Closed CAD97 closed 4 years ago
https://github.com/rust-analyzer/rust-analyzer/pull/2182 confirms that this decreases rowan memory usage, with ParseQuery
dropping from 30MB on master, to 18MB with #34, and 9MB with this patch.
The latest commit returns GreenNode
to being actually !Sized
, but keeps the benefit of thin pointers in ArcGreenNode
and GreenElement
by storing type-erased thin pointers and recovering the length from the header.
This passes cargo miri test
now 🎉 We should probably run miri in CI to make sure it stays that way.
@matklad I believe this is ready for review now. I think we should leave the enum NodeOrToken
niche optimization to the compiler to eventually pick up; we'd want to revert to the safe code once it does anyway, so I don't think it's worth the short term code clarity cost to manually take advantage of that niche.
Review hint: each commit should be self contained except a392206 and 1f42bcb, which need to be taken together. Review will probably be easier piecewise by commit (except for that one exception).
@CAD97 did you by any change do any measurements of how effective the interning is? Ie, if we parse something like the old, non-split version of parser.rs from rustc, how many tokens and nodes are there, and which proportion of tokens is deduped? "30MB >18MB > 9MB" size reduction looks super sweet, up to the point it's hard to believe in :) It would be cool to double-check it with back-of-the-envelope calculations
It's also interesting that SmloStr
now becomes completely unnecessary: if we heap allocate tokens anyway, it's better to store token text inline, using the trailing objects trick h.
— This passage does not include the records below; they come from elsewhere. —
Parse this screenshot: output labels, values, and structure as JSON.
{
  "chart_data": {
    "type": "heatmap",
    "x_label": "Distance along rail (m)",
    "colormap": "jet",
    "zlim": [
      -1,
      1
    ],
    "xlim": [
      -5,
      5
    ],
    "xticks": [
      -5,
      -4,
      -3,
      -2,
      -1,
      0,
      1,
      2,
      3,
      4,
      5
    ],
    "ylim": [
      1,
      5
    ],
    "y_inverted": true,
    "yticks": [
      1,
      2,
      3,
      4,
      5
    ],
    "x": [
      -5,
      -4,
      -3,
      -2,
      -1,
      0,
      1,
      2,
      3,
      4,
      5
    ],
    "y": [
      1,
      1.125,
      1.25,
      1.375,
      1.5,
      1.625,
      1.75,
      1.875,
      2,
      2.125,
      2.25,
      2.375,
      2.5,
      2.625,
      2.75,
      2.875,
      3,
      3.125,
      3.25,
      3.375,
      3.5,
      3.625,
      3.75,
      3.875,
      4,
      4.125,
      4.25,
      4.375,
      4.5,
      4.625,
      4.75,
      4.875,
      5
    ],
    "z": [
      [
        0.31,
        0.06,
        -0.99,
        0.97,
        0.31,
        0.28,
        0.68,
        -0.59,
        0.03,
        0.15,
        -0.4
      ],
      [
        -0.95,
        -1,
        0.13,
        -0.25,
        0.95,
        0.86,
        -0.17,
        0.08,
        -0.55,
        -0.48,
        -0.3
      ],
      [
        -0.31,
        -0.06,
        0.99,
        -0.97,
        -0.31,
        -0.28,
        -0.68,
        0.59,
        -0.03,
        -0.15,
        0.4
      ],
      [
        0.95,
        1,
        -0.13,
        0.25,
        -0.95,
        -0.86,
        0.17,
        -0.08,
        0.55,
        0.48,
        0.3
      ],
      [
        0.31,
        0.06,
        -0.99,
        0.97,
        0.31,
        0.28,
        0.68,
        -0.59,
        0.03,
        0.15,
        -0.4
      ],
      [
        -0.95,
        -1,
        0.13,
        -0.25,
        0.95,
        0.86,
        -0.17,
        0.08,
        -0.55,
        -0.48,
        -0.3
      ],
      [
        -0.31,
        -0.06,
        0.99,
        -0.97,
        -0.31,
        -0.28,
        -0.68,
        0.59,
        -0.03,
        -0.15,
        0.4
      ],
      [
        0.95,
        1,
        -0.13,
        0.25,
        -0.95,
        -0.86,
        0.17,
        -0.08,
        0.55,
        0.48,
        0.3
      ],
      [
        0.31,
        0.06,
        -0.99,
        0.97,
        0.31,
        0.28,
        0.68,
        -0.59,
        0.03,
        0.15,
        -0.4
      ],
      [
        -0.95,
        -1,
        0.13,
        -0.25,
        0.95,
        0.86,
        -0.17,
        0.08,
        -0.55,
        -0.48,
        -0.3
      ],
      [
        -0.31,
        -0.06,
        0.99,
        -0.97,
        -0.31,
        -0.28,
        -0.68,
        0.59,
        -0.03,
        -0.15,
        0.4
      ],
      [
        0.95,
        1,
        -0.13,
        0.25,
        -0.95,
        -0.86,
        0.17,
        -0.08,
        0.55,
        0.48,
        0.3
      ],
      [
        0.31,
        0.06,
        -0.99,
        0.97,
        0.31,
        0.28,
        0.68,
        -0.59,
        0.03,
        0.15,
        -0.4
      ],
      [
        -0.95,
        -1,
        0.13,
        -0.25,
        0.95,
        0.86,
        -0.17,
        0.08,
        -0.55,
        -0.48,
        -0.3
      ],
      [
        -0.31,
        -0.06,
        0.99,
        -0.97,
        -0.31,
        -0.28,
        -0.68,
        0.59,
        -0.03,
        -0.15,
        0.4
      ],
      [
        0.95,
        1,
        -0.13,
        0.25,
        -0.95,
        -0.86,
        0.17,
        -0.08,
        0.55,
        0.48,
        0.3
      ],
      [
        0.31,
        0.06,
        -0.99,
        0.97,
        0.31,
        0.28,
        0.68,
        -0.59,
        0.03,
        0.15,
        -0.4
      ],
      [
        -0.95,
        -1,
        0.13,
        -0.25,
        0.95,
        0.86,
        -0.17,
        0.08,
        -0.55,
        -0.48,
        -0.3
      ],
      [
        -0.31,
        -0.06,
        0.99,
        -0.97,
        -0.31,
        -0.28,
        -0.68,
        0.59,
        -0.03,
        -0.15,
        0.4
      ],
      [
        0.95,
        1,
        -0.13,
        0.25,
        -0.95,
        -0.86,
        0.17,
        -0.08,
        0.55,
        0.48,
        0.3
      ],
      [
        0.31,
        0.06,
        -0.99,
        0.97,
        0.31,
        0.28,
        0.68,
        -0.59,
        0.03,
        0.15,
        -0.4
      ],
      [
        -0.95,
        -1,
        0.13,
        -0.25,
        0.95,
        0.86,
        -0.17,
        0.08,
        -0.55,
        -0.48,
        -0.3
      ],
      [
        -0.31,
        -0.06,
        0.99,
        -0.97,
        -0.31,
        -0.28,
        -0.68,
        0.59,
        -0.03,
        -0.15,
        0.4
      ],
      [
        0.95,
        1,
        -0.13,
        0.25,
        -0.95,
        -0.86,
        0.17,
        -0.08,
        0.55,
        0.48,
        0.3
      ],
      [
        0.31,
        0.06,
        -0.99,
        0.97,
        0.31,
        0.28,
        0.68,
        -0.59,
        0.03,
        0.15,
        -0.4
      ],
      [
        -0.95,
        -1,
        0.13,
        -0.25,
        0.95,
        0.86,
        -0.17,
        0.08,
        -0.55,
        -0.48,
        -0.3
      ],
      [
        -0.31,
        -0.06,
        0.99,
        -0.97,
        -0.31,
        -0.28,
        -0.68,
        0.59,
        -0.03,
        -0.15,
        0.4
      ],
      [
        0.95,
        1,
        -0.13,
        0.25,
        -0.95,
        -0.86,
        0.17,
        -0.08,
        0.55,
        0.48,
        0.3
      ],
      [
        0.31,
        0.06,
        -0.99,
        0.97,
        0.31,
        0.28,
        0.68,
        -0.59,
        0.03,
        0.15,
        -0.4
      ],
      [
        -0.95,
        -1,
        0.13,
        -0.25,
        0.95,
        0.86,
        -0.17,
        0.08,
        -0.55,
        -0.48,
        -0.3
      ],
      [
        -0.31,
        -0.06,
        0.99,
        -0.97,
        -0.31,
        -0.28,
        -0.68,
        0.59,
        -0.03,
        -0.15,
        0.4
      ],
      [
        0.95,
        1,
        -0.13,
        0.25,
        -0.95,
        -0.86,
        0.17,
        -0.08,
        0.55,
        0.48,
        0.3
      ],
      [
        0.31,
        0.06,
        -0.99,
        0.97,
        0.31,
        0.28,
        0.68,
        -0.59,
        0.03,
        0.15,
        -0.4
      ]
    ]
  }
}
This now uses thin-dst. It could use some cleanup, but it also fully encapsulates ArcGreenNode
and thin-dst; the outside world only sees the std Arc.
Back-of-the-envelope space savings calculation:
GreenElement
went from 40 bytes to 8 bytes for a saving of 32 bytes per element. As a very rough underestimate of the number of nodes seen by ra analysis-stats ra
, modules + declarations + functions + expressions = 104,548 nodes. That's 3,345,536 bytes saved, or 3.2MiB. For every non-deduped token, we go -8 on bytes allocated, as we go from a 40 byte GreenElement
with the token inline, to a 8 byte GreenElement
pointer to a 48 byte ArcInner<GreenToken>
. For each deduped token, we save 32 bytes. Every node has at least one token, and statistically this severe underestimation is entirely deduped. So that's another 3.2MiB saved.
So an extremely conservative low-effort estimation puts this at at least a 20% memory savings. For a better estimation, we should hook ra analysis-stats to print an estimation of the full node count. A quick way would be to just annotate the cache to log cache hits and misses.
So, @matklad, if this all looks good to you, I'll publish version 1.0.0 of thin-dst (transfer ownership to the rust-analyzer org?) and bump this PR to depend on that so we can start realizing these benefits.
It'd still be cool to make GreenToken
a ThinData
as well with the trailing str instead of SmolStr
, but that should be a followup patch to this imho.
Yeah, the approach sounds like something we should just do!
Publishing 1.0 of thin-dst seems like a good first-step. I haven't looked at this PR closely, but one thing we want to do is to declare GreenNode like struct GrenNode(Arc<GreenNodeData>)
. Hiding the arc inside seems good in general, and should allow to implmenet https://github.com/rust-analyzer/rust-analyzer/pull/2182/files by just changing the Cargo.toml (Ie, I expect to publish a semver-compatible version of rowan)
BTW, I've finished most of crucial refactorings in rust-analyzer for the time being, so I'd love to prioritize this work!
I've got two essays due tomorrow (😨) but after that I can definitely finish this up real quick.
This patch cannot be semver-compatible, as GreenElement
is no longer just an alias for NodeOrToken
and we expose &[GreenElement]
.
That said, I've come around to fully encapsulating the arc in GreenNode
and should be able to make that change tomorrow.
Oh, good catch! I should have exposed
impl Iterator<Item = NodeOrToken<&GreenNode, &GreenToken>> + ExactSizeIterator
As an aside, one of the lessons from iterating through a doesn of design for syntax trees is that enums are a very easy way to expose impl details in a way you can't just fix later
Now that we know the proper direction to take this in (and it needs to be completely refactored to do as such), I'm closing this to PR more piecewise improvement where possible. The intent is to PR the breaking changes and then make the thin-dst backend refactor entirely encapsulated.
The intent is to PR the breaking changes
That's an excellent idea! I'll publish it and make a PR to rust-analyzer, so that we can trivially compare perf
Implements a thin-pointer version of
GreenNode
and uses that to implement a 1×usize
GreenElement
. We do not yet apply any manual niching toSyntaxElement
, though it still could be niched to 2×usize
at zero performance cost.We provide a
match_element!
macro that allows for (what looks like) pattern matching overGreenElement
even though it is no longer an enum.This passes miri! 🎉 We should probably add miri to CI to make sure it stays that way.